The judge referred to recent amendments to the CPR implementing the Jackson reforms from 1 April 2013 (see our Jackson reforms home page for more information):

  • An amendment to CPR 3.9 replacing the previous list of nine factors the court had to consider with a statement that the court must consider: “all the circumstances of the case, so as to enable it to deal justly with the application, including the need – (a) for litigation to be conducted efficiently and at proportionate cost; and (b) to enforce compliance with rules, practice directions and orders”; and
  • An amendment to the “overriding objective” at CPR 1.1 to add a new sub-paragraph (f) which makes it clear that dealing with cases justly includes “enforcing compliance with rules, practice directions and orders”.

There was some doubt as to whether the amended CPR 3.9 applied in this case: the transitional provisions provide that it does not apply to applications for relief from sanctions made before 1 April, but the present application was for an extension of time rather than relief from sanctions. In any event, neither party argued that the previous list of factors could be ignored; the defendants’ submission was that the emphasis had shifted so that the court was required to take a less tolerant approach to failures to comply with matters such as time limits. Both parties agreed that the amendment to the overriding objective applied to the present application.

The judge went through each of the factors listed under the old CPR 3.9, concluding that the factors were fairly evenly balanced in this case. Against the claimant was the fact that there was no good reason for the failure to serve the particulars in time: it was an oversight by the claimant’s solicitors. Against that the Miller defendants were aware of the claim and the consequences of a refusal to grant the application would be to shut out the claimant’s claim for good.

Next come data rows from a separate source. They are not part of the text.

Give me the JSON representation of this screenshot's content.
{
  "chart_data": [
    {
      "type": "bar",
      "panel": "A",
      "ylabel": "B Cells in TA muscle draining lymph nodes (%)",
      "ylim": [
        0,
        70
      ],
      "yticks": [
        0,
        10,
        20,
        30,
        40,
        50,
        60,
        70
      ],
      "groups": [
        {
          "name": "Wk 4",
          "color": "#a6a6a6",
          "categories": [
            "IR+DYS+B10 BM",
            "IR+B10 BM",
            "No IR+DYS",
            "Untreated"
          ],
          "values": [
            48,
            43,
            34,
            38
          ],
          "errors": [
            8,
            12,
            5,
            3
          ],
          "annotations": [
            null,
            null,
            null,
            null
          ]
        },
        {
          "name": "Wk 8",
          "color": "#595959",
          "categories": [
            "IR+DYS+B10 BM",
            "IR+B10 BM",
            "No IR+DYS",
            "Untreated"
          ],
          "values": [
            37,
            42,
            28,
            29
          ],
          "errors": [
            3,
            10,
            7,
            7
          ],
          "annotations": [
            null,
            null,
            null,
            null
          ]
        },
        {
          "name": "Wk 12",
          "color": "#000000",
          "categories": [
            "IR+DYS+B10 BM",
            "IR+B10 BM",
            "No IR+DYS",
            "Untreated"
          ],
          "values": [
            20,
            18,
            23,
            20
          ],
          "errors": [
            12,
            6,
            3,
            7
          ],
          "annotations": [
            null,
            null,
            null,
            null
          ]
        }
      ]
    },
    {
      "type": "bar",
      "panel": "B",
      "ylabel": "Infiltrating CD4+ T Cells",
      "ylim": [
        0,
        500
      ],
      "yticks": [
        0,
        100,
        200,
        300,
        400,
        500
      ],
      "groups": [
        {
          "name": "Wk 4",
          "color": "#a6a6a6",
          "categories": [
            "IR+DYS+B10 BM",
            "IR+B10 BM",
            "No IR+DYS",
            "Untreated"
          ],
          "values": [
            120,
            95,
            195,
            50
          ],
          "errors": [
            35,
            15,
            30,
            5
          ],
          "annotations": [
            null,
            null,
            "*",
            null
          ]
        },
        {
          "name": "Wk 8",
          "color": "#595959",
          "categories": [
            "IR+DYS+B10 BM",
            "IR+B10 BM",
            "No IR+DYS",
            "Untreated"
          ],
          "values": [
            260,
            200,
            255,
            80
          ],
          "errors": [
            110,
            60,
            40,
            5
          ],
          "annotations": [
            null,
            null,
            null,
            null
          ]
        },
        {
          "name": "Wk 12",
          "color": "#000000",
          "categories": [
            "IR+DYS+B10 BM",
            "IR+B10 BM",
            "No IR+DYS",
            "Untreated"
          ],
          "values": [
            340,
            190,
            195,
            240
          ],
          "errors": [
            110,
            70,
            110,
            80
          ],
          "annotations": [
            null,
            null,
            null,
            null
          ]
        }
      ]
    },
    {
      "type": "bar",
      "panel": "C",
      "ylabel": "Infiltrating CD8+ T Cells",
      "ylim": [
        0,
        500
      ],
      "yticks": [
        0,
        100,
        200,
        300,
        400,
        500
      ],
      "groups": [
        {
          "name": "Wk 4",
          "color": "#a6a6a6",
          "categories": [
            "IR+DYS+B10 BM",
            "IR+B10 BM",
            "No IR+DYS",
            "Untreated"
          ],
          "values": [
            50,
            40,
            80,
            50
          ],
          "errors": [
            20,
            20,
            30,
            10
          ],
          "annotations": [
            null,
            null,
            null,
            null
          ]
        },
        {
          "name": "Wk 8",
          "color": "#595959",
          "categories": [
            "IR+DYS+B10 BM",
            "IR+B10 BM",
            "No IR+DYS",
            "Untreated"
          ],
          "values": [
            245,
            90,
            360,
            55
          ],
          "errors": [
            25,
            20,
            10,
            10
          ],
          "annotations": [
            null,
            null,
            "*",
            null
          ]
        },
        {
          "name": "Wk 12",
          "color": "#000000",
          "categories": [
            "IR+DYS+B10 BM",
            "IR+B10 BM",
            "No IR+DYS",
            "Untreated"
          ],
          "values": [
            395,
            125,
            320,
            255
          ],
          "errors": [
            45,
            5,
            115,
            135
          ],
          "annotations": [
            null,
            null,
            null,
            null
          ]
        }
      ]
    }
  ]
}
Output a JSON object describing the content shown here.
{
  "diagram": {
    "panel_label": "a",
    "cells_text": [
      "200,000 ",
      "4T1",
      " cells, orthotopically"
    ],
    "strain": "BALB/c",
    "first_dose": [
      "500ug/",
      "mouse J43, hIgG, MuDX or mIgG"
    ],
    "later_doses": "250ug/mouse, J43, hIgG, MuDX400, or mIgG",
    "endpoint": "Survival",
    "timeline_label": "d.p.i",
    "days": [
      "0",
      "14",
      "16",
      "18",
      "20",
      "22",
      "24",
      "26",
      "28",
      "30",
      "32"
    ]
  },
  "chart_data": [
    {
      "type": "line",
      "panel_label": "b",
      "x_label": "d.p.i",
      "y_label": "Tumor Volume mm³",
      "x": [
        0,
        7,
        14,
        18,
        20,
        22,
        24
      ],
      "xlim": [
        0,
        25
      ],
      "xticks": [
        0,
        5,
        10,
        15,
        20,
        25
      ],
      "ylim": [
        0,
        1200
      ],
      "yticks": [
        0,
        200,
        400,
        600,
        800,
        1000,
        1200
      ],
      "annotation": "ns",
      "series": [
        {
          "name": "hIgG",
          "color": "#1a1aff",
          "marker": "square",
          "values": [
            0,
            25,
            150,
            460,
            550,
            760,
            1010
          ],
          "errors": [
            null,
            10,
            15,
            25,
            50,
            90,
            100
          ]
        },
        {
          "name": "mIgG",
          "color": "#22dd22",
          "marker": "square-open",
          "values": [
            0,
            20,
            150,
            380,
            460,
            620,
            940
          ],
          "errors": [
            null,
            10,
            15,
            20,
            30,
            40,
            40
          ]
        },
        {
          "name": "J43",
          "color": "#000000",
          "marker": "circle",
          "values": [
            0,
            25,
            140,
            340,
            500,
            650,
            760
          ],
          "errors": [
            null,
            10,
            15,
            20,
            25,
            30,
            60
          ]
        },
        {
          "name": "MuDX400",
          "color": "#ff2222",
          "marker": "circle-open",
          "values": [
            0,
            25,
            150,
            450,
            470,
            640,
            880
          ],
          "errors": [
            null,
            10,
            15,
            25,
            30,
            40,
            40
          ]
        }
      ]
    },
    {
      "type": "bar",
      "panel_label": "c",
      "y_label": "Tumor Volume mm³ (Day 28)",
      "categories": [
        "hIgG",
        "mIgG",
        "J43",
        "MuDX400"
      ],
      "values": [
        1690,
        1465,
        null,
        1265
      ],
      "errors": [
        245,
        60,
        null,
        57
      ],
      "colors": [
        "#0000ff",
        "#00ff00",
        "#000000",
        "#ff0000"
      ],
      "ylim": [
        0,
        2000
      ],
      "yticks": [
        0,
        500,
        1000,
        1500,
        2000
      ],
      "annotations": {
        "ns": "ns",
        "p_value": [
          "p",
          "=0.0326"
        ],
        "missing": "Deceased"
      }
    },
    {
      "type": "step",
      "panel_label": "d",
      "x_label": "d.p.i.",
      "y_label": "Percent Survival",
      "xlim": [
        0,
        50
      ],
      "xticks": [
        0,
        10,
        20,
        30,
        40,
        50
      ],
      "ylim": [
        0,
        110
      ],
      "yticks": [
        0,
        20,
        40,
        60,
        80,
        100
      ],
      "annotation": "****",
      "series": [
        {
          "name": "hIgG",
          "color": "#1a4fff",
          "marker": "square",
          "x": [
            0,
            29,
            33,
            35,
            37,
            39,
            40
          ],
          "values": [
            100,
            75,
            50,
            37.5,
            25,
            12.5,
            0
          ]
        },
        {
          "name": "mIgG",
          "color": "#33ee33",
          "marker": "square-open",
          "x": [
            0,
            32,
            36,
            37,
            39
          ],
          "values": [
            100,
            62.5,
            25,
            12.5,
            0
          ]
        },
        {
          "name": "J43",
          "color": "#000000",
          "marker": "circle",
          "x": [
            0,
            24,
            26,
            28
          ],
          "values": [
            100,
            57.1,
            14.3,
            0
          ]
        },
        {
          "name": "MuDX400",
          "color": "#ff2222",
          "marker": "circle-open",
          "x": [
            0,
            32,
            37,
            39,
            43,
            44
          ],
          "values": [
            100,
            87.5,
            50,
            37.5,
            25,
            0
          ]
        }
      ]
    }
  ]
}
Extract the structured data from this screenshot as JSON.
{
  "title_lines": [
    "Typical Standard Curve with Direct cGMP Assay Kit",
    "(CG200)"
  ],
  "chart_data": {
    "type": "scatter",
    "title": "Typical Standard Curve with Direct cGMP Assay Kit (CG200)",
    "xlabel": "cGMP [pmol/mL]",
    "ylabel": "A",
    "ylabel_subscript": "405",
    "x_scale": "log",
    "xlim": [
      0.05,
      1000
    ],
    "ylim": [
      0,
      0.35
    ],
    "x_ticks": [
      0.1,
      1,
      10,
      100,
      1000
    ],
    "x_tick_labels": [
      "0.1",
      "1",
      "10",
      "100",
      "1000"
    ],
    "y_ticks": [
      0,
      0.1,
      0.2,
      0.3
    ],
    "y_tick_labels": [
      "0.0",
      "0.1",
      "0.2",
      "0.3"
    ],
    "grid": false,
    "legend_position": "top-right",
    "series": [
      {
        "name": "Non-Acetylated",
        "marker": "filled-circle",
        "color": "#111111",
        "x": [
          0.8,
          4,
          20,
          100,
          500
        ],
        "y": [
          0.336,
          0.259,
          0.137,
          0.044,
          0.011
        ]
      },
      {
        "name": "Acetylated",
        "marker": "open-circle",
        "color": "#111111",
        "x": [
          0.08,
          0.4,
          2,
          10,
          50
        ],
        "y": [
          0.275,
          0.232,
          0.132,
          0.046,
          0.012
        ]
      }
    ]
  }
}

Although the judge recognised that the very strict rules governing applications to extend time for service of the claim form under CPR 7.6, and the cases applying those rules, do not apply to service of particulars of claim (following Totty v Snowden [2002] 1 WLR 1384), he said that nevertheless the approach adopted in those cases of considering the reason for the failure as a paramount consideration were reinforced by new sub-paragraph (f) of the overriding objective. This meant that under the present rule the absence of a good reason for non-compliance with the relevant time limit was an important factor.

The judge concluded that, all being equal, he would have difficulty in seeing how it would be just or proportionate to visit a few days’ delay in service with the sanction of preventing the claimant pursuing its claim against the Miller defendants. However, three factors were of particular importance:

  1. The claimant had delayed for over five years before instructing solicitors, and that delay was unexplained.
  2. The claimant’s claim against the Miller defendants was not a strong one, and in any case if the claim was a good one the claimant probably had an equally good, or better, claim against some of the other defendants.
  3. The claimant was seeking to advance a claim for bad faith that was pleaded in vague terms, which the court said was “a course that does not merit indulgence”.

When the circumstances were considered as a whole, particularly in light of the stricter approach that must now be taken following implementation of the Jackson reforms, the judge concluded that this was a case in which the court should refuse permission.


It is not of course clear whether the judge’s decision in this case would have been any different had it not been for the recent amendments to the CPR. The three factors listed above as being of “particular relevance” would have applied regardless of the recent changes. Nonetheless, the judgment underlines the fact that judges see the new regime as requiring a stricter approach toward failures in compliance. We expect therefore that we will see more instances of tough case management decisions under the new regime.